Screwing up his eyes, he sees a shape, or a long shadow, crouching near the turf, before the grass drops away to the beach. He thinks of breaking into a sprint, but knows the idea of the shadow moving more quickly in pursuit will stop his legs with fear and possibly his heart too. Hysteria gains momentum inside him. A sound squeezes out of his throat — a thin note of anguish that trembles and threatens to grow into a scream. Should he shout? Who would hear him? 'Beth,' he says, in a weak voice. 'Beth, call it off. For Christ's sake, stop this,' he cries, as if he is being menaced by a dog while the owner looks on.

She laughs again, like a lunatic pleased after performing some awful deed with a child and a sharp implement. 'Our lord is here. He's here for you, Dante. Just for you.'

In the distance, just audible above Beth's voice, Dante hears a car engine. He looks over his left shoulder and sees headlights approaching, down the beach road. It is the only sign he needs. Forsaking the Land Rover, knowing he will never reach it, Dante suddenly breaks into a sprint toward the road, adrenaline neutralising pain. As he runs, he shouts and waves both arms in the air. But no sooner has he begun to run as fast as he is able, than a wind of pursuit flares up behind him. 'No!' he cries out, and stumbles.
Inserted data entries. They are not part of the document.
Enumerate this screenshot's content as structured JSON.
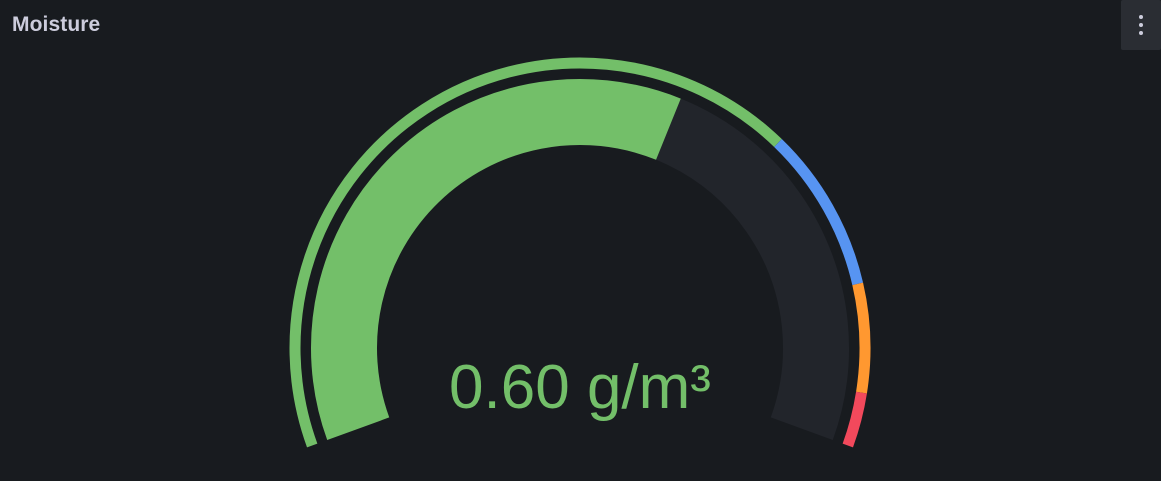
{
  "panel": {
    "title": "Moisture",
    "menu_icon": "kebab-vertical-icon"
  },
  "gauge": {
    "display_text": "0.60 g/m³",
    "value": 0.6,
    "min": 0,
    "max": 1,
    "value_color": "#73bf69",
    "track_color": "#22252b",
    "thresholds": [
      {
        "from": 0,
        "to": 0.7,
        "color": "#73bf69"
      },
      {
        "from": 0.7,
        "to": 0.85,
        "color": "#5794f2"
      },
      {
        "from": 0.85,
        "to": 0.95,
        "color": "#ff9830"
      },
      {
        "from": 0.95,
        "to": 1,
        "color": "#f2495c"
      }
    ]
  }
}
He looks back, only once and quickly too. It is sufficient. He sees the silhouette of something long and thin, close to the ground, coming after him.

Ahead, the car turns from the beach road to the open area he runs across. Hope surges. They've seen him. Hope peaks. He wants to cry out. Hope dies.

As if he is whacked by the boom of a boat, something hard thumps his back and knocks him down so quickly his hands never have a chance to break his fall. Before his face hits the earth, his ankles are clutched and slapped together. In the next instant he is being dragged backward toward the sea at an incredible speed. Whatever holds his ankles runs twice as fast as a man. His arms flail and his body skims over the stones and litter and bits of broken turf, as if he is being dragged behind a horse. If he is taken to the sand, he knows he is finished. Using all the might of his lungs, Dante screams.

For a moment his body is airborne. He seems to be flying, feet first, backward and through the air. In both hands, he clutches handfuls of grass from the turf he's just departed. When he lands, face first in the sand, the air is forced from his body, and consciousness is slammed from his head.